Rendersene conto a quel punto ed in quel modo era la cosa peggiore.
-
Nike, ti presento la mia ragazza, Alyssa. Stiamo insieme da qualche
settimana, mia mamma ha insistito affinché la portassi oggi
e
te la presentassi … -
Se
lo chiese in effetti, come mai non gliela aveva detto o fatta
conoscere prima? A quanto sembrava la famiglia l’aveva
già
conosciuta, lei no. Ma questo fu presto accantonato quando lei le
tese la mano da stringere e le disse ‘piacere’ con
un bel sorriso
radioso. Aveva l’aria da gatta, ma non una gatta morta,
semplicemente una sinuosa creatura.
Se
avesse potuto sparire l’avrebbe fatto ma con tutti gli occhi
puntati addosso non potè far altro che prendere quella esile
mano dalle lunghe dita affusolate e fare un mezzo a sorriso, del suo
meglio.
Ad
Alyssa parve di trovarsi davanti l’ex fidanzata di Luca
invece che
una sorella adottiva. Non seppe spiegarselo ma la trovò
incantevole nonostante avesse già un figlio di 7 anni. Anche
se non aveva nulla da invidiarle non si sentì alla sua
altezza, come se comunque Nike fosse sopra di lei di qualche gradino!
Nike
si sentiva inspiegabilmente male, a disagio, contrariata del tutto
dalla situazione, come se in un certo senso Luca la stesse
beffeggiando, non tenesse veramente a lei come le aveva sempre detto
e fatto credere. Le montò su una rabbia tale che
l’impulso
di prenderlo a schiaffi lo trattenne a stento, si limitò a
lanciargli un occhiata infuocata dove i suoi occhi dorati si
assottigliarono improvvisamente mentre si posavano in quelli azzurri
di Luca che non capiva assolutamente che accidenti stesse accadendo.

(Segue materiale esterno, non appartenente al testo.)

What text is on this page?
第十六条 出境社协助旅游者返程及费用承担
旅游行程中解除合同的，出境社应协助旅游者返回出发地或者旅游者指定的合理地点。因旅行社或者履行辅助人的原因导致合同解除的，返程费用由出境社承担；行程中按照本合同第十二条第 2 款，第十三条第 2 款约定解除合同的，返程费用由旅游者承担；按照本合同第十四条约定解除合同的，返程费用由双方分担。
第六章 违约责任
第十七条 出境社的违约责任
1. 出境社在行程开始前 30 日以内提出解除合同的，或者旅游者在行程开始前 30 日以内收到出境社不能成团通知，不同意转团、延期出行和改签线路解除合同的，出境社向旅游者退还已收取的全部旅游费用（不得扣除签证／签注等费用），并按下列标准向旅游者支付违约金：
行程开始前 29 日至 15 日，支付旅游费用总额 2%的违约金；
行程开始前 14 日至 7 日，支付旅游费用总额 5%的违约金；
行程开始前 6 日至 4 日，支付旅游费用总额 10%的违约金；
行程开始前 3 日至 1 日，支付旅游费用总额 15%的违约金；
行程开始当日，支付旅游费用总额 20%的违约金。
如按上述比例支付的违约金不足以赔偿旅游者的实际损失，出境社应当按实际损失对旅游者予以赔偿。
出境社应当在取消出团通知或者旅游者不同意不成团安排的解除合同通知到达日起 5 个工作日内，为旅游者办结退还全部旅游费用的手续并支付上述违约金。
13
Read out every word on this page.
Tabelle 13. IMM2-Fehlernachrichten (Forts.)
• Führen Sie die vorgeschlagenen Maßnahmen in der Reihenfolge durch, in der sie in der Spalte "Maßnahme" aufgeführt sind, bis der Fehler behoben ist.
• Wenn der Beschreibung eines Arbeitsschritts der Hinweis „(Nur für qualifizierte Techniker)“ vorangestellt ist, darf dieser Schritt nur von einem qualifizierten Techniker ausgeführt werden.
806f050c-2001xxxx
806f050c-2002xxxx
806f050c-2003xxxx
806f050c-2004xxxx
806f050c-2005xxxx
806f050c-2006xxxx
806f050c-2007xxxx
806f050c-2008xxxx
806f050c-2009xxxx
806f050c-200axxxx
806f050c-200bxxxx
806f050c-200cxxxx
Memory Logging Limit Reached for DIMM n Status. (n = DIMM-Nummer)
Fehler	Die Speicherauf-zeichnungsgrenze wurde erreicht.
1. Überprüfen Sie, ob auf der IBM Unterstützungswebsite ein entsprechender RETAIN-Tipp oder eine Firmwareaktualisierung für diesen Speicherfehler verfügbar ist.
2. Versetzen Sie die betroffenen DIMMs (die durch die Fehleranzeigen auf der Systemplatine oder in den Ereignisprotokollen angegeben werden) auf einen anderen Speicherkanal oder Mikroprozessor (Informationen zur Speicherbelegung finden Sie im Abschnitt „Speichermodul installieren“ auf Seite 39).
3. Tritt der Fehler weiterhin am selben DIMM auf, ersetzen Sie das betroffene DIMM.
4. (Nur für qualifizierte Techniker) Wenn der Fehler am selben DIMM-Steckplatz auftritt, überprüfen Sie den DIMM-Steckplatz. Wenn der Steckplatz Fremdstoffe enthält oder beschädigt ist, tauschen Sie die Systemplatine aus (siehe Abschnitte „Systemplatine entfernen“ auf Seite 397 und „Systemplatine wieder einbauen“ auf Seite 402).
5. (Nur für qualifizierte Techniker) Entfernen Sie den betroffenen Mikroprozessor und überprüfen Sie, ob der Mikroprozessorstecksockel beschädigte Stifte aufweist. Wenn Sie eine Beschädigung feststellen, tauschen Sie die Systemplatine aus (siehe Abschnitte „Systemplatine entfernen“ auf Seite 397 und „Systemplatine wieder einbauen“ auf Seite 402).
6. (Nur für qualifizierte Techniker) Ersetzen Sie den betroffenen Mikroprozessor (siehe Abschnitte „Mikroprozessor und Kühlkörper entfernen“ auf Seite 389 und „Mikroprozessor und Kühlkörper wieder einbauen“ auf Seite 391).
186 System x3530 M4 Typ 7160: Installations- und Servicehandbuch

Ingenuamente pensò che fosse rimasta male per il fatto che
non
le aveva parlato prima di Alyssa, il fatto era che lui stesso non se
l’era proprio sentita, anche l’idea di
presentargliela quel
giorno l’aveva fatto star male. Le avrebbe parlato, se lo
ripromise.
La
festa iniziò fra mangiate, bevute, risate e confusioni
varie,
arrivò poi il momento del consueto annuncio. Elisa si
alzò
richiamando l’attenzione di tutti, alzò i
bicchieri e disse
a modo suo che aspettava un altro bambino al che si udì un
urlo rabbioso di Astrid che a sua volta si alzò
spintonandola
e gracchiando:
-
COPIONA CHE NON SEI ALTRO! IO DOVEVO DIRLO QUESTO! -
Tutti
la guardarono stupiti ed anche se ormai quasi tutti la conoscevano,
riuscivano ancora a chiedersi se il tempo per lei non passasse mai!
-
Come … anche tu? -
Chiese
la madre con gli occhi lucidi cominciando a sventolarsi. (puro panico
all’idea di un’altra peste in giro per il mondo
… )
-
Oh no … di nuovo! Poveri bambini! -
Fu
invece la reazione schietta e simpatica di Selene, anche Nike
l’aveva
distrattamente pensato mentre non staccava gli occhi di dosso da Luca
ed Alyssa. I bambini cominciarono a saltare e ridere contenti dei
nuovi cugini in arrivo mentre il caos generale
s’alimentò
con le risa anche dei grandi, infine però fu proprio Filippo
a
stuzzicare la cognata, come faceva spesso, e ironico come solo lui
sapeva sempre essere, chiese:
-
E se è una femmina la chiamerai Ingrid? -
Astrid
si voltò di scatto facendo una smorfia accompagnata dal dito
medio e con un ringhio rispose:
-
Intanto sarà di sicuro un maschio e poi il tuo allora
dovresti
chiamarlo Qualunquista! -
Chi
non li conosceva e non sapeva la storia dietro a questi due nomi, non
poteva capire e divertirsi, ma tutti i presenti, o quasi, la sapevano
per cui l’ilarità generale crebbe. Ingrid era il
nome con
cui Filippo l’aveva chiamata la prima volta facendola
infuriare
(lei odia chi le storpia il nome), mentre Qualunquista era
l’unico
insulto per cui uno tutto d’un pezzo come Filippo
s’infastidiva;
così si chiamavano a vicenda in quel modo. Già
… i
due non andavano affatto d’accordo tuttavia in
realtà se
c’era da collaborare lo facevano, quello del litigio era
più
un gioco che altro.
Quando
la serata finì e cominciarono ad andare via un po’
tutti,
Nike tirò un respiro di sollievo realizzando che finalmente
se
ne sarebbe potuta andare anche lei, stava giusto preparandosi quando
udì dire da Luca ed Alyssia che avrebbero finito la serata
altrove. Dire che se ne risentì parecchio è usare
un
eufemismo, così con profonda ira nei confronti del biondo,
senza spiegarsela razionalmente, decise di togliergli il saluto.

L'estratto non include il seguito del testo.